Temperament As an Early Risk Marker for Autism Spectrum Disorders in a Cohort of the British Autism Study of Infant Siblings (BASIS)
Objectives: (1) Investigating group differences in early temperament at and across multiple time points between HR-ASD (HR siblings subsequently diagnosed with ASD), HR-Atypical (HR siblings not diagnosed with ASD, but following an atypical development), HR-Typical (HR siblings with a typical development), and LR siblings, and (2) Predicting ASD and atypical development at 36 months at an individual level based on temperament during the first two years of life.
Methods: As part of the British Autism Study of Infant Siblings (BASIS), 247 infants (170 HR, 77 LR) participated in a battery of assessments during their first three years of life. Parents completed the Infant Behavior Questionnaire-Revised (IBQ-R) at 8- and 14 month visits, and the Early Childhood Behavior Questionnaire (ECBQ) at the 24 month visit. (1) MANCOVAs were used to investigate whether a risk gradient was present in polynomial group contrasts (HR-ASD > HR- Atypical > HR-Typical > LR) at separate time points.
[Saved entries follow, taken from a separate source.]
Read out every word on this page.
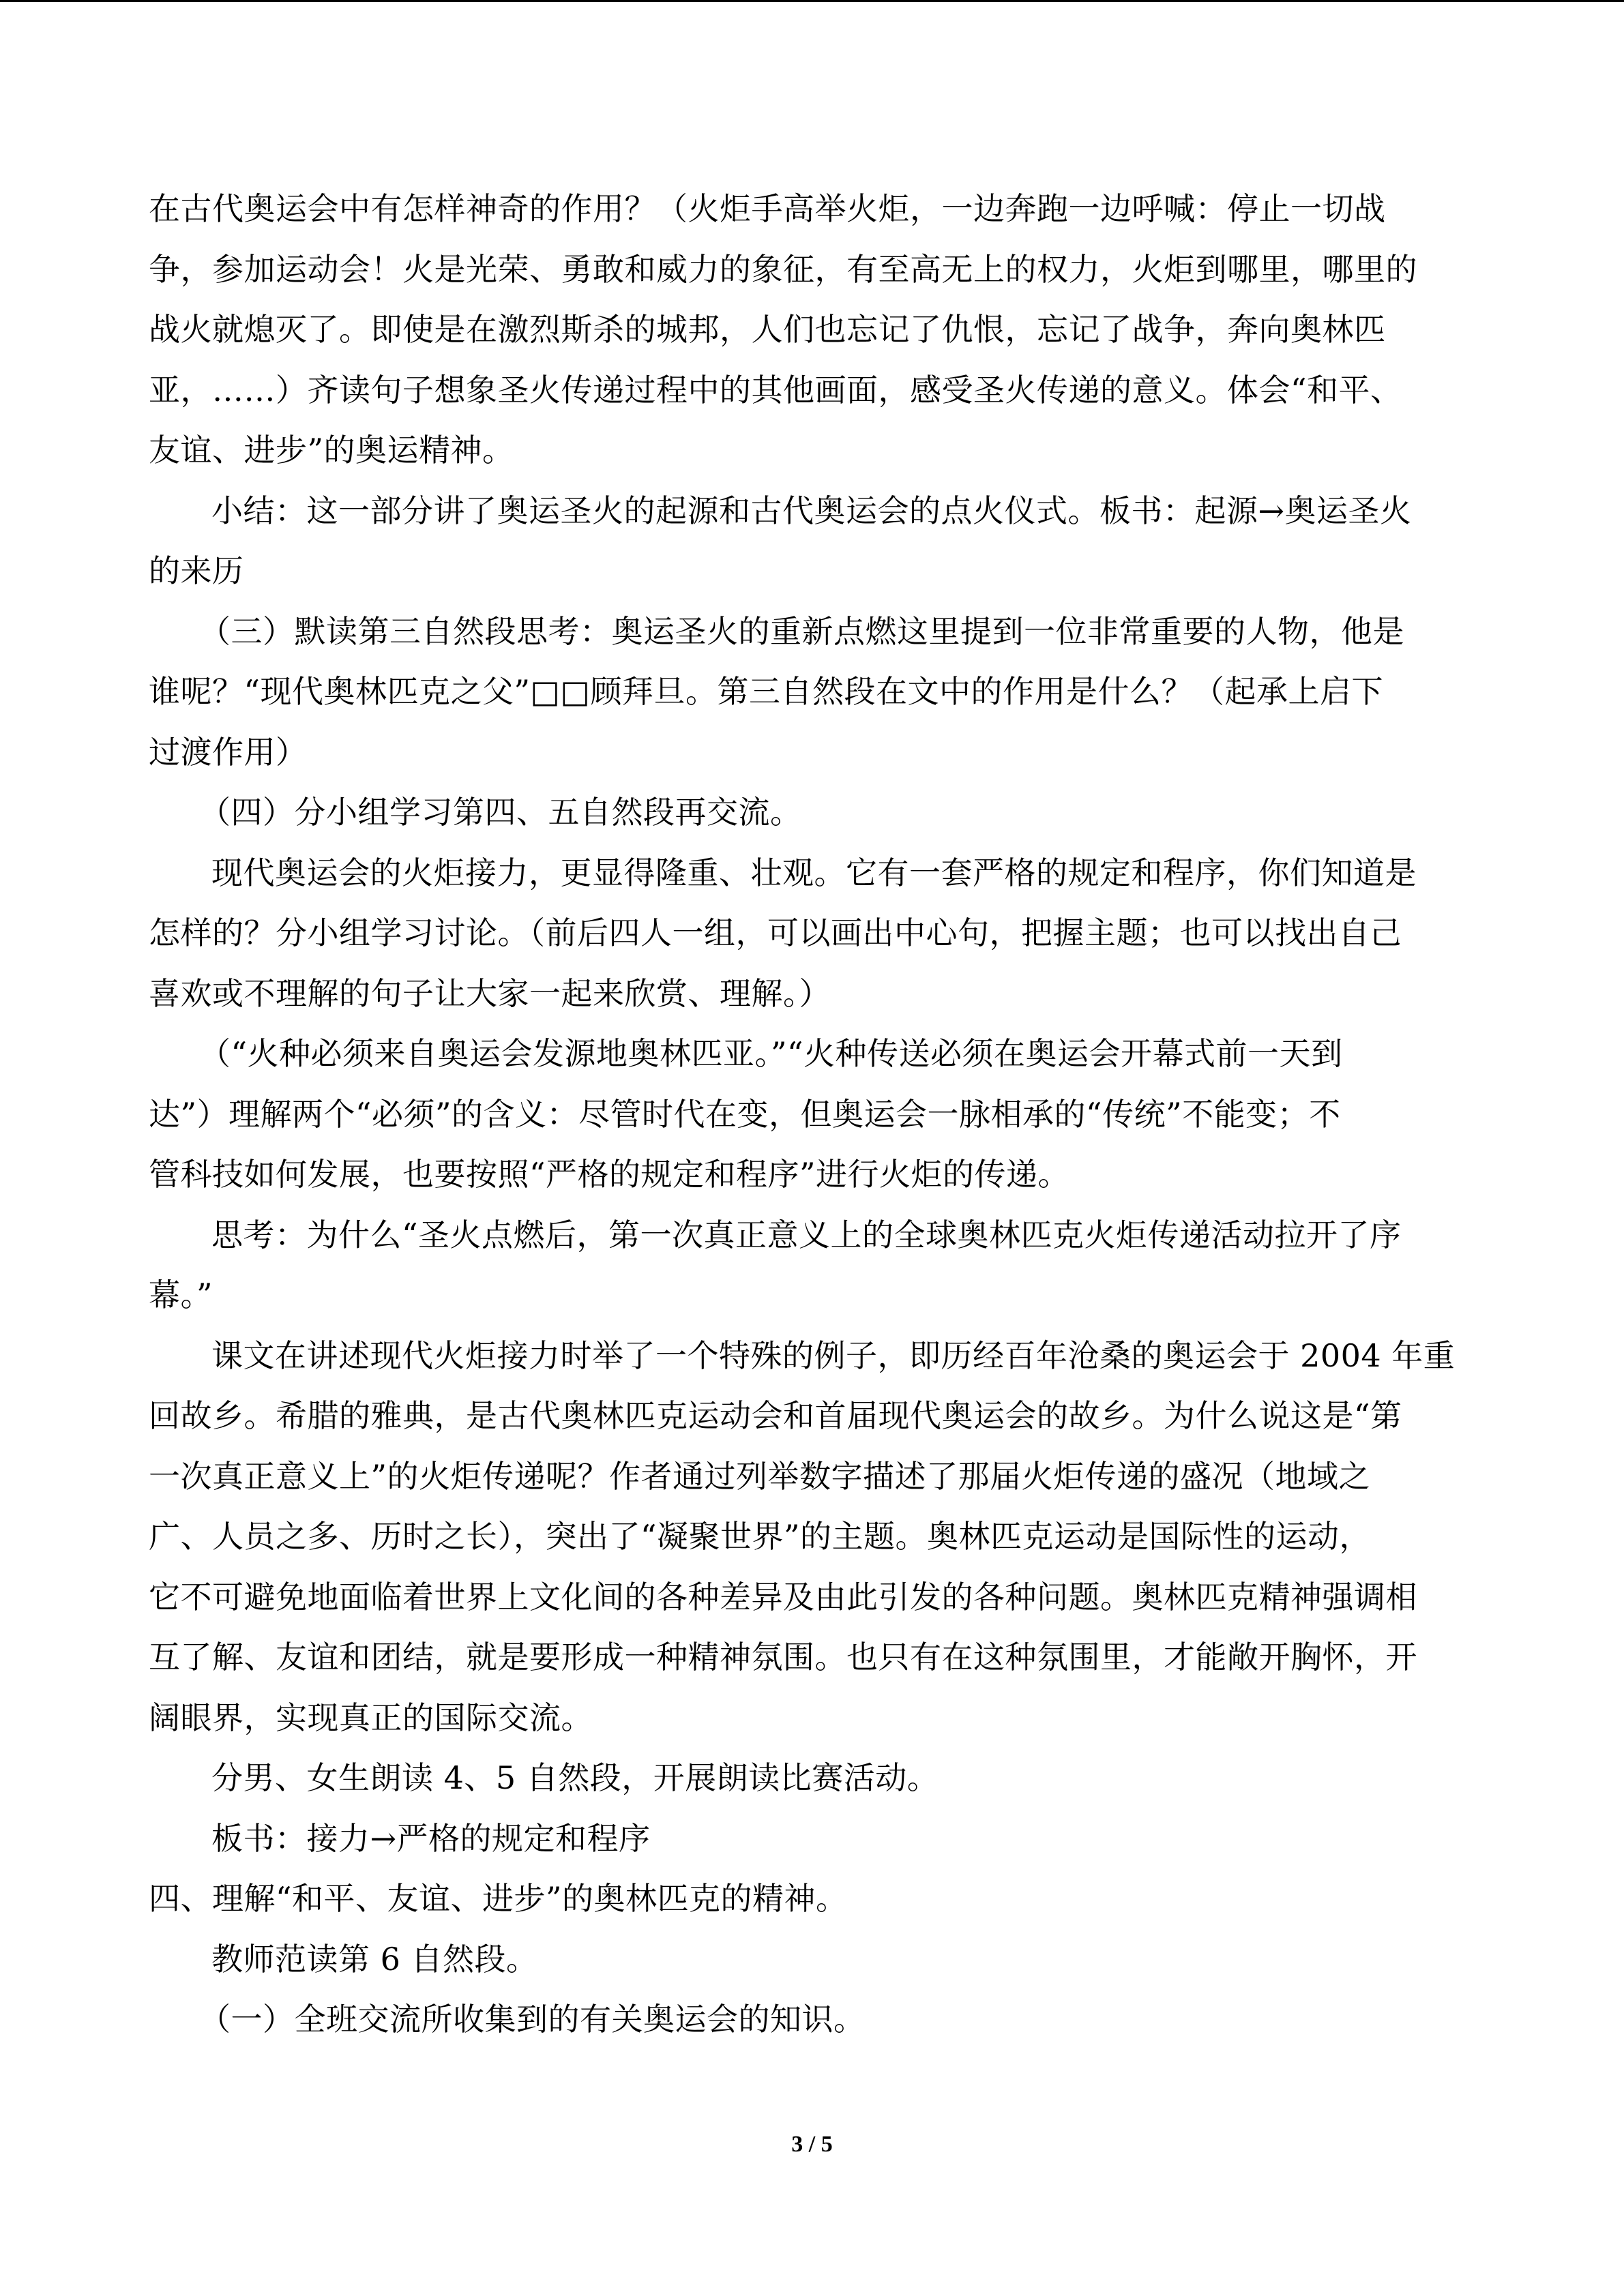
在古代奥运会中有怎样神奇的作用？（火炬手高举火炬，一边奔跑一边呼喊：停止一切战
争，参加运动会！火是光荣、勇敢和威力的象征，有至高无上的权力，火炬到哪里，哪里的
战火就熄灭了。即使是在激烈斯杀的城邦，人们也忘记了仇恨，忘记了战争，奔向奥林匹
亚，……）齐读句子想象圣火传递过程中的其他画面，感受圣火传递的意义。体会“和平、
友谊、进步”的奥运精神。
小结：这一部分讲了奥运圣火的起源和古代奥运会的点火仪式。板书：起源→奥运圣火
的来历
（三）默读第三自然段思考：奥运圣火的重新点燃这里提到一位非常重要的人物，他是
谁呢？“现代奥林匹克之父”□□顾拜旦。第三自然段在文中的作用是什么？（起承上启下
过渡作用）
（四）分小组学习第四、五自然段再交流。
现代奥运会的火炬接力，更显得隆重、壮观。它有一套严格的规定和程序，你们知道是
怎样的？分小组学习讨论。（前后四人一组，可以画出中心句，把握主题；也可以找出自己
喜欢或不理解的句子让大家一起来欣赏、理解。）
（“火种必须来自奥运会发源地奥林匹亚。”“火种传送必须在奥运会开幕式前一天到
达”）理解两个“必须”的含义：尽管时代在变，但奥运会一脉相承的“传统”不能变；不
管科技如何发展，也要按照“严格的规定和程序”进行火炬的传递。
思考：为什么“圣火点燃后，第一次真正意义上的全球奥林匹克火炬传递活动拉开了序
幕。”
课文在讲述现代火炬接力时举了一个特殊的例子，即历经百年沧桑的奥运会于 2004 年重
回故乡。希腊的雅典，是古代奥林匹克运动会和首届现代奥运会的故乡。为什么说这是“第
一次真正意义上”的火炬传递呢？作者通过列举数字描述了那届火炬传递的盛况（地域之
广、人员之多、历时之长），突出了“凝聚世界”的主题。奥林匹克运动是国际性的运动，
它不可避免地面临着世界上文化间的各种差异及由此引发的各种问题。奥林匹克精神强调相
互了解、友谊和团结，就是要形成一种精神氛围。也只有在这种氛围里，才能敞开胸怀，开
阔眼界，实现真正的国际交流。
分男、女生朗读 4、5 自然段，开展朗读比赛活动。
板书：接力→严格的规定和程序
四、理解“和平、友谊、进步”的奥林匹克的精神。
教师范读第 6 自然段。
（一）全班交流所收集到的有关奥运会的知识。
3 / 5
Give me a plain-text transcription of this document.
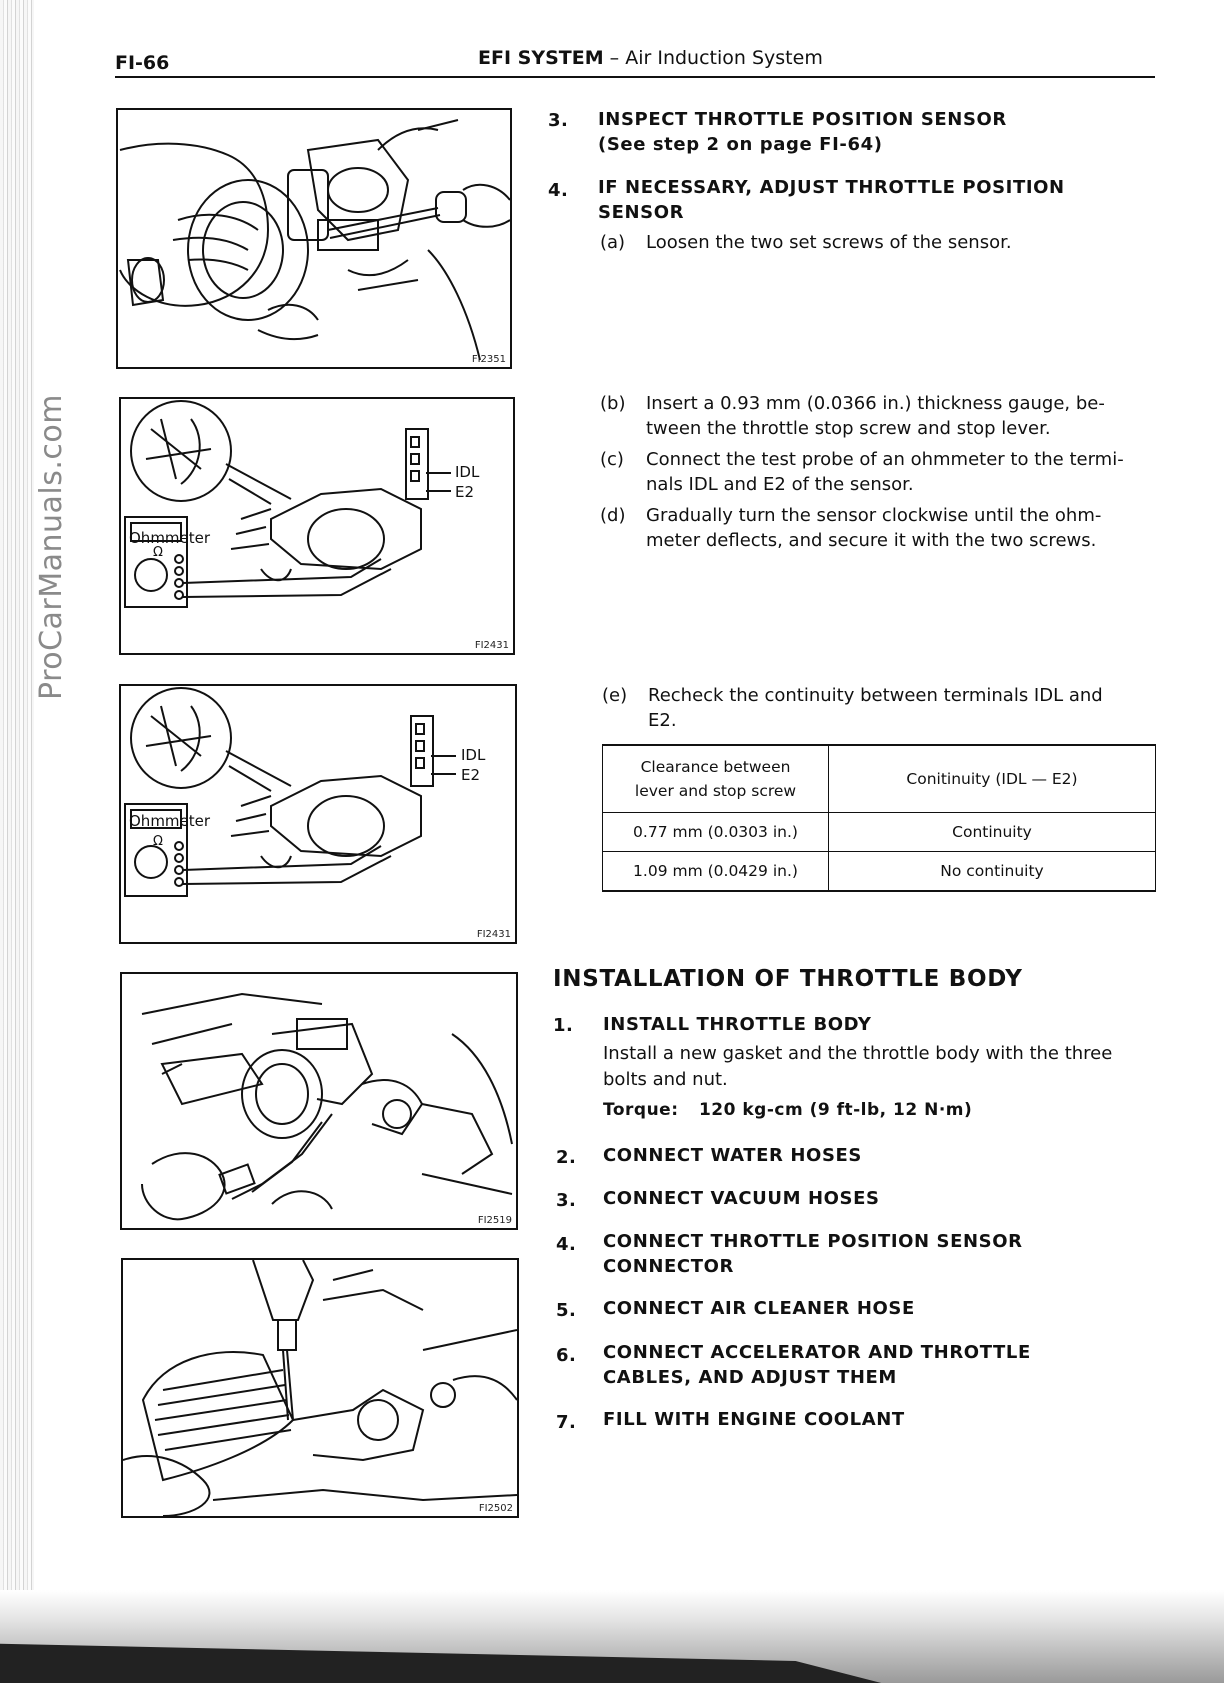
ProCarManuals.com
FI-66	EFI SYSTEM – Air Induction System
FI2351
Ohmmeter
Ω
IDL
E2
FI2431
Ohmmeter
Ω
IDL
E2
FI2431
FI2519
FI2502
3. INSPECT THROTTLE POSITION SENSOR
(See step 2 on page FI-64)
4. IF NECESSARY, ADJUST THROTTLE POSITION
SENSOR
(a) Loosen the two set screws of the sensor.
(b) Insert a 0.93 mm (0.0366 in.) thickness gauge, be-
tween the throttle stop screw and stop lever.
(c) Connect the test probe of an ohmmeter to the termi-
nals IDL and E2 of the sensor.
(d) Gradually turn the sensor clockwise until the ohm-
meter deflects, and secure it with the two screws.
(e) Recheck the continuity between terminals IDL and
E2.
Clearance between
lever and stop screw	Conitinuity (IDL — E2)
0.77 mm (0.0303 in.)	Continuity
1.09 mm (0.0429 in.)	No continuity
INSTALLATION OF THROTTLE BODY
1. INSTALL THROTTLE BODY
Install a new gasket and the throttle body with the three
bolts and nut.
Torque: 120 kg-cm (9 ft-lb, 12 N·m)
2. CONNECT WATER HOSES
3. CONNECT VACUUM HOSES
4. CONNECT THROTTLE POSITION SENSOR
CONNECTOR
5. CONNECT AIR CLEANER HOSE
6. CONNECT ACCELERATOR AND THROTTLE
CABLES, AND ADJUST THEM
7. FILL WITH ENGINE COOLANT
In post-hoc analyses pair wise group contrasts were examined across time by performing two-way mixed ANCOVAs. (2) Machine learning algorithms were used to investigate how temperamental measures at 8, 14 and 24 months related to atypical development, and more specifically ASD, at an individual level. Sex and age at the first visit were included as covariates in all analyses.
Results: (1) Risk gradients were found for SU at 14 months (Contrast Estimate [CE] = 0.40, p = 0.02), NA at 8, 14 and 24 months (CE = -0.46, p = 0.004; CE = -0.38, p = 0.02; CE = -0.69, p < 0.001, respectively), and EC at 14 and 24 months (CE = 0.69, p < 0.001; CE = 0.84, p < 0.001, respectively). Furthermore, differences were found between groups based on both early trajectories (as revealed by interaction effects between group and time) and levels (as shown by main group effects) of temperament. (2) None of the temperamental traits was able to accurately predict ASD at 36 months. For prediction of HR-ASD, the combination of all factors at 24 months provided the most promising classifier (AUC=72%, p=0.02). For prediction of atypical outcome (i.e., HR-ASD plus HR-Atypical), the integration of EC and NA at 24 months provided the most promising classifier, but performance was not significantly different from chance level (AUC=61%, p=0.056).
Conclusions: Our findings indicate that although differences on temperamental traits at a group level can be detected early in infancy, this does not necessarily translate into an acceptably accurate individual classification. Explanations for findings and recommendations for future research will be discussed.